Hospital executives from across the state along with Gov. Baker made it clear that the state’s health care system can still treat other conditions as it works its way through the surge in COVID-19 cases. They noted that patients shouldn’t let concerns about contracting the contagious respiratory disease drive them to delay treatment.
Baker said that, statewide, more than half of the state’s 18,000 hospital beds are empty. He said that planning and modeling have made the state’s hospitals well-positioned to help the state withstand the surge in COVID-19 cases.
“The purpose of all that surge planning and response was to ensure that our health care system would not be overrun and could continue to respond to other emergency needs,” Baker said. “People should still call their doctor to talk about their health needs and go to the hospital if they have an emergency.”
Dr. Michael Apkon, the president and CEO of Tufts Medical Center, said there has been a huge decline in non-COVID-19 patient coming to hospitals which can partially be attributed to the drop-in activity and travel as people practice social distancing. “But we also know that part of it is because people are afraid to come to the hospital, and our concern is that that fear is leading to adverse outcomes,” he explained.

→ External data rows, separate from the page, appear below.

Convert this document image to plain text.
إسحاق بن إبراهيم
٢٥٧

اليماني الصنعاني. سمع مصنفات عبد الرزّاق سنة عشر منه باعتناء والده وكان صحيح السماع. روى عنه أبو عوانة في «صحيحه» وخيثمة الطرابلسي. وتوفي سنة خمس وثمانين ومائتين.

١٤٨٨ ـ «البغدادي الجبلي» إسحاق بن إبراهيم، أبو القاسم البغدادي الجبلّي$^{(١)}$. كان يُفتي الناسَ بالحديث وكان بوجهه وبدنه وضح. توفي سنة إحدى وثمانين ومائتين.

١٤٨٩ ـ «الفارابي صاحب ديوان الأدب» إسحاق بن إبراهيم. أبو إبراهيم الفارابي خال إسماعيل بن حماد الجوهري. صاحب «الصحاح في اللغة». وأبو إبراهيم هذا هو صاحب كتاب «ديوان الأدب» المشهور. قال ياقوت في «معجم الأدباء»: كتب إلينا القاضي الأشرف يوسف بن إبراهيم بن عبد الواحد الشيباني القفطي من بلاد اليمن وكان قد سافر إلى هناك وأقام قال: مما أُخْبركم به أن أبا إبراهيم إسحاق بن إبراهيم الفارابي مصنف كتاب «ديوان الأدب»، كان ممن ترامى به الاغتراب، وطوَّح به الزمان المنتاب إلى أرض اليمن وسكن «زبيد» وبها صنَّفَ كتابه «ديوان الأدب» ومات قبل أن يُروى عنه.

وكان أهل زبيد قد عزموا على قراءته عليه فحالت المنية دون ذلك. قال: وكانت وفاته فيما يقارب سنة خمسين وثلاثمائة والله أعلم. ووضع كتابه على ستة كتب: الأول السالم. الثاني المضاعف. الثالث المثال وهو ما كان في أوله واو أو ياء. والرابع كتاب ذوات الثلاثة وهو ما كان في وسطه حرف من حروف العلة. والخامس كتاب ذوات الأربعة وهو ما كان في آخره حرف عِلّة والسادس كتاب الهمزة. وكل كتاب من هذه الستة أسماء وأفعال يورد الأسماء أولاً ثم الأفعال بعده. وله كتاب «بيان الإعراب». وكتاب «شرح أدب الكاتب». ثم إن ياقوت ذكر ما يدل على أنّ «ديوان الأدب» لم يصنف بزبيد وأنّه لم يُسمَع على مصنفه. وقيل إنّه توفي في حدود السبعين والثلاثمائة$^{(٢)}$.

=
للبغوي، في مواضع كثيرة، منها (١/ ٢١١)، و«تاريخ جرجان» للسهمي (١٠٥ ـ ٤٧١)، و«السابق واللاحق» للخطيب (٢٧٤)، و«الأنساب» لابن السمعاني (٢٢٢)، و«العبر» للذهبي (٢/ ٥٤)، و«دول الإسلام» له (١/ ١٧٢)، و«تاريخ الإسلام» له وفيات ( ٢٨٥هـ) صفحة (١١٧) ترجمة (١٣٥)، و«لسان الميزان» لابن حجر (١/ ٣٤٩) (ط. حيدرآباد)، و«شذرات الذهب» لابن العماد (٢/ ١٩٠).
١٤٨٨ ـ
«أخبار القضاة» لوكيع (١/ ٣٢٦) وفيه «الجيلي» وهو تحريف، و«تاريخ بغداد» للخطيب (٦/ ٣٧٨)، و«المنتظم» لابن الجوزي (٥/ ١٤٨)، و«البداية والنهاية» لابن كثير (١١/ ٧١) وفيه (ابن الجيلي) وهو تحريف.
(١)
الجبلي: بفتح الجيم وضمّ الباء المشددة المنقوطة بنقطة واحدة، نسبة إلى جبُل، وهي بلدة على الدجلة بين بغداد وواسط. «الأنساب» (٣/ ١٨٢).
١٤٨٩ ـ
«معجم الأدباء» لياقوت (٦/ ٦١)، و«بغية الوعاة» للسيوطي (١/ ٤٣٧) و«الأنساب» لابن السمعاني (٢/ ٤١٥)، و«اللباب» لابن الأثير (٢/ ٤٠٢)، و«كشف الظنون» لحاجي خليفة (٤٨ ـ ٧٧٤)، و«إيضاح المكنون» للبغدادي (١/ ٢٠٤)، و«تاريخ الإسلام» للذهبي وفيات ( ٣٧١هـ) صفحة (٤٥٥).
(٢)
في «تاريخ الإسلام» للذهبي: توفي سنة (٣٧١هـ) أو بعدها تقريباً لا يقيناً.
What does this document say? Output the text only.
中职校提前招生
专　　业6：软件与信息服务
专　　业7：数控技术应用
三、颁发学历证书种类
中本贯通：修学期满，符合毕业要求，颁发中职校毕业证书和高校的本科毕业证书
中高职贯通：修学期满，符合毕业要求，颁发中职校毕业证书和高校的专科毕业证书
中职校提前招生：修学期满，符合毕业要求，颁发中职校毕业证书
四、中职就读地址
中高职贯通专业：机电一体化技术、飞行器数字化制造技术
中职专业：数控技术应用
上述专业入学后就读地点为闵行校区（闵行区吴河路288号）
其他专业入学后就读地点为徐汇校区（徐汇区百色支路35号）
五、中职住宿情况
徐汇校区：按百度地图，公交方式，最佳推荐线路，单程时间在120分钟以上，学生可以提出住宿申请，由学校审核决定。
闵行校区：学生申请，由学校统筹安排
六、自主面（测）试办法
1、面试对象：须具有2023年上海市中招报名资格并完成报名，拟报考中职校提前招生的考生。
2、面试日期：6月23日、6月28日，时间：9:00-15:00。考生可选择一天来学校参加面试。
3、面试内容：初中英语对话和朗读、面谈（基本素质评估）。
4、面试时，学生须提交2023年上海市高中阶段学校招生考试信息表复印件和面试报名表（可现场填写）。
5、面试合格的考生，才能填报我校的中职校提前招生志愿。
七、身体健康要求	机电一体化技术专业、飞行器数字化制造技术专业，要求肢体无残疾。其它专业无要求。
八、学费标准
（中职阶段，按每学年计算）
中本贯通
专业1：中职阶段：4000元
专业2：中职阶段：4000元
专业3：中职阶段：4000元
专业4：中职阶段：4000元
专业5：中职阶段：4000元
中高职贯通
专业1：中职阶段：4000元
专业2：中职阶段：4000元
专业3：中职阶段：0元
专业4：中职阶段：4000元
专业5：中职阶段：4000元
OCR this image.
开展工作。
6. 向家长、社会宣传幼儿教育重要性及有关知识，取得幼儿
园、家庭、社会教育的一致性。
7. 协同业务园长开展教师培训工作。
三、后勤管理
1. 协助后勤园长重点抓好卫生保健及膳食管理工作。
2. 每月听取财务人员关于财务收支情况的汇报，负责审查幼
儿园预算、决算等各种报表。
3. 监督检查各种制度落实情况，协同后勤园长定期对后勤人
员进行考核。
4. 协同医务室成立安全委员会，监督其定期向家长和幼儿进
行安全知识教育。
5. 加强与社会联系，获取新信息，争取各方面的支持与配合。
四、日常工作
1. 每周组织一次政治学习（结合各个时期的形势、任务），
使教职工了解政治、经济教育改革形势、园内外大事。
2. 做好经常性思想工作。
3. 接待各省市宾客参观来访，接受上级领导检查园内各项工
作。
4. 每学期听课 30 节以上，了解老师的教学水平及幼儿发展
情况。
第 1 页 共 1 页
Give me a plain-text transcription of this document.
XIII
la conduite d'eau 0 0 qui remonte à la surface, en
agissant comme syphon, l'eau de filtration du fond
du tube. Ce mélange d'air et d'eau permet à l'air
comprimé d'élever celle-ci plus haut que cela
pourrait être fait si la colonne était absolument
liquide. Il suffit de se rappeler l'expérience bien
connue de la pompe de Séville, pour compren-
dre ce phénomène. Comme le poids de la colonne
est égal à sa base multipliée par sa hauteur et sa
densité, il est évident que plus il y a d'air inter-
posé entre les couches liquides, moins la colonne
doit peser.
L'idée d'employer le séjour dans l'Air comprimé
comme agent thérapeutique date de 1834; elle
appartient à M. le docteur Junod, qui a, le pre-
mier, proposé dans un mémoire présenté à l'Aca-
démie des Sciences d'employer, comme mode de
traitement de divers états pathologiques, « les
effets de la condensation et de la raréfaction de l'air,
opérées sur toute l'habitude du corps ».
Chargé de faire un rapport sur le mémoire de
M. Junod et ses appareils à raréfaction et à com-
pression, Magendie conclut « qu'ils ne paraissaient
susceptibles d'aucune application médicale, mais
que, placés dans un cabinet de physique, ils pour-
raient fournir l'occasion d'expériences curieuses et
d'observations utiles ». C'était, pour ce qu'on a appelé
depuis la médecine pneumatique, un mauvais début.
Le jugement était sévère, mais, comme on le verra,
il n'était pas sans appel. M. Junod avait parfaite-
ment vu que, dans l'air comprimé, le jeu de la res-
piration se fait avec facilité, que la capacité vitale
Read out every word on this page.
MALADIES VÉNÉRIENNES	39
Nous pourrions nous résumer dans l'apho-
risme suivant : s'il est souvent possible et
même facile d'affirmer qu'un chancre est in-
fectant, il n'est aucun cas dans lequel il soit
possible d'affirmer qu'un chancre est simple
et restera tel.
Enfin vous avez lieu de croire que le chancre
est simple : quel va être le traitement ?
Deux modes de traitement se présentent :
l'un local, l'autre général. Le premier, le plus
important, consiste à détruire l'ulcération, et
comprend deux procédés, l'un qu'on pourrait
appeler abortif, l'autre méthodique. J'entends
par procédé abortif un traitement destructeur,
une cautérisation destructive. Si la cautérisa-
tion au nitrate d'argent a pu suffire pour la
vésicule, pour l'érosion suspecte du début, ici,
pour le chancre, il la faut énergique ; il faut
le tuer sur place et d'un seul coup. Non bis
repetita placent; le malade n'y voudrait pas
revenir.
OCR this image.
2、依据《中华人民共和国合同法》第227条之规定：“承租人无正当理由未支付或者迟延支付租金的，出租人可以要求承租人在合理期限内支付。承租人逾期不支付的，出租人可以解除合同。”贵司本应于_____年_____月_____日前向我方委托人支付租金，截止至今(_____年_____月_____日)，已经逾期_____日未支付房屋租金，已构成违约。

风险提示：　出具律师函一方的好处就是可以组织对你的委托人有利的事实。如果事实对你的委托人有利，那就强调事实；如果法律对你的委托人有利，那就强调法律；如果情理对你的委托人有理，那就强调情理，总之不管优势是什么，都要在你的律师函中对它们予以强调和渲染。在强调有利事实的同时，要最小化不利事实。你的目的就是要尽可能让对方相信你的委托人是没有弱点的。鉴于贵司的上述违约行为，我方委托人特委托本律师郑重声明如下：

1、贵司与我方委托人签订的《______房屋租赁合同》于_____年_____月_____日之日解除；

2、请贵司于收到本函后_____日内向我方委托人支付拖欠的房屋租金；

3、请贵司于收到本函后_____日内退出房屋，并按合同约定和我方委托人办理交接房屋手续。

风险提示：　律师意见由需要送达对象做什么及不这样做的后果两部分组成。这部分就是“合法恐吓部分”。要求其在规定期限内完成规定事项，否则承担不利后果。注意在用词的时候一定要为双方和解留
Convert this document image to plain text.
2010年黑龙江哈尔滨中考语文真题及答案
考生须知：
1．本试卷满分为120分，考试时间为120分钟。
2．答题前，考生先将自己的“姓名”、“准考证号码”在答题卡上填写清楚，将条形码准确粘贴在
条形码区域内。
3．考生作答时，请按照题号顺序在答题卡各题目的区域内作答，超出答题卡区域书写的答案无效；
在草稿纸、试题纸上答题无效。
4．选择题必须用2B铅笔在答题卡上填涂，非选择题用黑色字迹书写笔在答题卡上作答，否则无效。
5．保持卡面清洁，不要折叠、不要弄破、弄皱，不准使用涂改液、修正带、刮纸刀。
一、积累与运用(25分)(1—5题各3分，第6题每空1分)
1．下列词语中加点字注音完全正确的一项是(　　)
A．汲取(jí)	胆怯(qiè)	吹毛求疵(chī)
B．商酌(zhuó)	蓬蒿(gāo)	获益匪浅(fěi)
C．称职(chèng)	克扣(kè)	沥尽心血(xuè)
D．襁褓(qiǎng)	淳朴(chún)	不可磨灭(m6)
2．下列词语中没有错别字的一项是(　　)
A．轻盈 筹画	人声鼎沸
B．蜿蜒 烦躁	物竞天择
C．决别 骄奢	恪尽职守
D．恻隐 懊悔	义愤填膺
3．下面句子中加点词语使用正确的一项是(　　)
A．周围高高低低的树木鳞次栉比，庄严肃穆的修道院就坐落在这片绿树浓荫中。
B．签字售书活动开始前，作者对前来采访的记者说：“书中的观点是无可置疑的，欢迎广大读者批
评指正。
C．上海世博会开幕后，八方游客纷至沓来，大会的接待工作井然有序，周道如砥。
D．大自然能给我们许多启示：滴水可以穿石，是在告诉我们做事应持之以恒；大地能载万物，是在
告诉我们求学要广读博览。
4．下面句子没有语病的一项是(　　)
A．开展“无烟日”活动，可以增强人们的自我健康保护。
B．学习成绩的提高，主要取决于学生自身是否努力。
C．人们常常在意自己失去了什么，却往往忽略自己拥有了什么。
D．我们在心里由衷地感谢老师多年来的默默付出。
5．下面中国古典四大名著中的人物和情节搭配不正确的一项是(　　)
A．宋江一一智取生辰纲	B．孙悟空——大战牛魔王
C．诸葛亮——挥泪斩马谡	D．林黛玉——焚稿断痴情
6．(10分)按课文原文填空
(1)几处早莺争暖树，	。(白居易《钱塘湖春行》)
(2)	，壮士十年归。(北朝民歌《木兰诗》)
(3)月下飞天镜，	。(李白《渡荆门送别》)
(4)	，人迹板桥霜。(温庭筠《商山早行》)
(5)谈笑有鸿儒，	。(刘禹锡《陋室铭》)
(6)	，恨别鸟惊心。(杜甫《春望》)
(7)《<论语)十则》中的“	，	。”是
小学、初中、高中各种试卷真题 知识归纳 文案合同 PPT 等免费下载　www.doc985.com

“We’ve seen children coming to the hospital after having several days of abdominal pain and coming with a ruptured appendix,” Apkon continued. “We’ve seen patients with symptoms of stroke that are staying at home long beyond the point at which medications that would markedly improve their outcome could safely be delivered. We’ve seen patients with kidney disease that are staying at home, coming to the hospital too sick to be cared for and survive.”
Several Boston hospitals worked together to develop a public service announcement, scheduled to begin airing last week, urging people not to delay medical care.